Very cool. I followed a link to their Evolutionary Computation Journal last week and wondered why they were letting me read the articles for free - now I know why.
Am I supposed to believe that “donating to the suicide prevention foundation” has something to do with stopping future suicides? Because I don’t see why I should jump to that conclusion.
It shouldn't be a far mental leap, though. There are people who work in suicide prevention (hotlines, counseling, awareness + outreach, etc) and their employment and operations requires funding. Unless one believes that all efforts to prevent suicide are entirely futile...?
> Unless one believes that all efforts to prevent suicide are entirely futile...?
I don’t even need to think that. I can just think that it’s “hard” to differentiate between organizations that are “good” at stopping suicides and those that are “bad” at it. Or, I might think that state of the art suicide prevention is prohibitively expensive, eg maybe it costs on average $1,000,000 to stop a single suicide.
Sorry, but I don't understand your original comment. The person above you suggested a donation, because obviously this thread has HN readers thinking about how to prevent suicides (if you don't understand why, you may research Aaron Swartz). A donation is a common way for people who care about an issue, to indirectly have some effect on it -- by empowering others who directly devote time to it.
Certainly, one may choose to research the institutions they donate to, if they don't trust them by name. That is not unique to suicide prevention, therefore it's an unnecessary qualifier in the current discussion.
Likewise, perhaps it's expensive. But even a single ad that reaches someone in need, leading to that person seeking professional help, is something.
> Certainly, one may choose to research the institutions they donate to, if they don't trust them by name. That is not unique to suicide prevention, therefore it's an unnecessary qualifier in the current discussion.
I agree that there are many claims regarding “donations” that suffer from the same defect. But the fact that many claims have the same problem doesn’t indicate that it’s not worth pointing out the problem. In fact, quite the opposite possibly.

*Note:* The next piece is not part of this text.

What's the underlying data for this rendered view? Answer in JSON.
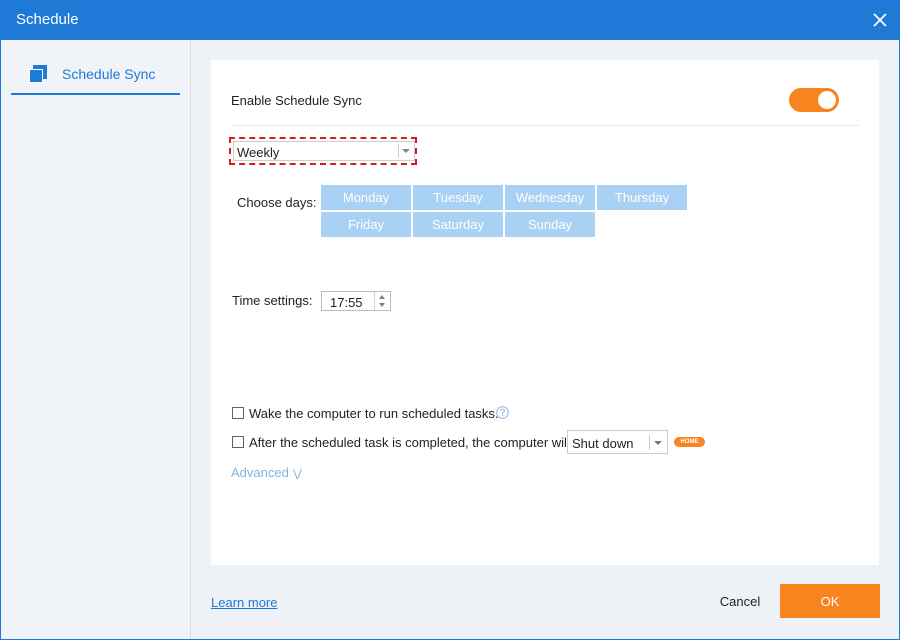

You haven't explicitly stated that there is something wrong with the suicide prevention foundation's operations, and definitely haven't provided any reason (even anecdotal) you have to believe so. I don't think your comments are "claims", valid or otherwise.
I think no one here understands what you are trying to say.
I think the burden is on the person suggesting I take an action (eg, donate money to charity X) to provide evidence that the action will have some desired effect.
My position is that all actions have mostly unintelligible effects until demonstrated otherwise.
The HN guidelines specifically ask you not to rewrite titles unless they are misleading or linkbait: https://news.ycombinator.com/newsguidelines.html.
I've changed the URL from https://www.mitpressjournals.org/action/showPublications, which doesn't explain anything, to the press release which, although it's a press release, sort of does. Nevertheless it's hard to figure out what exactly is being announced here.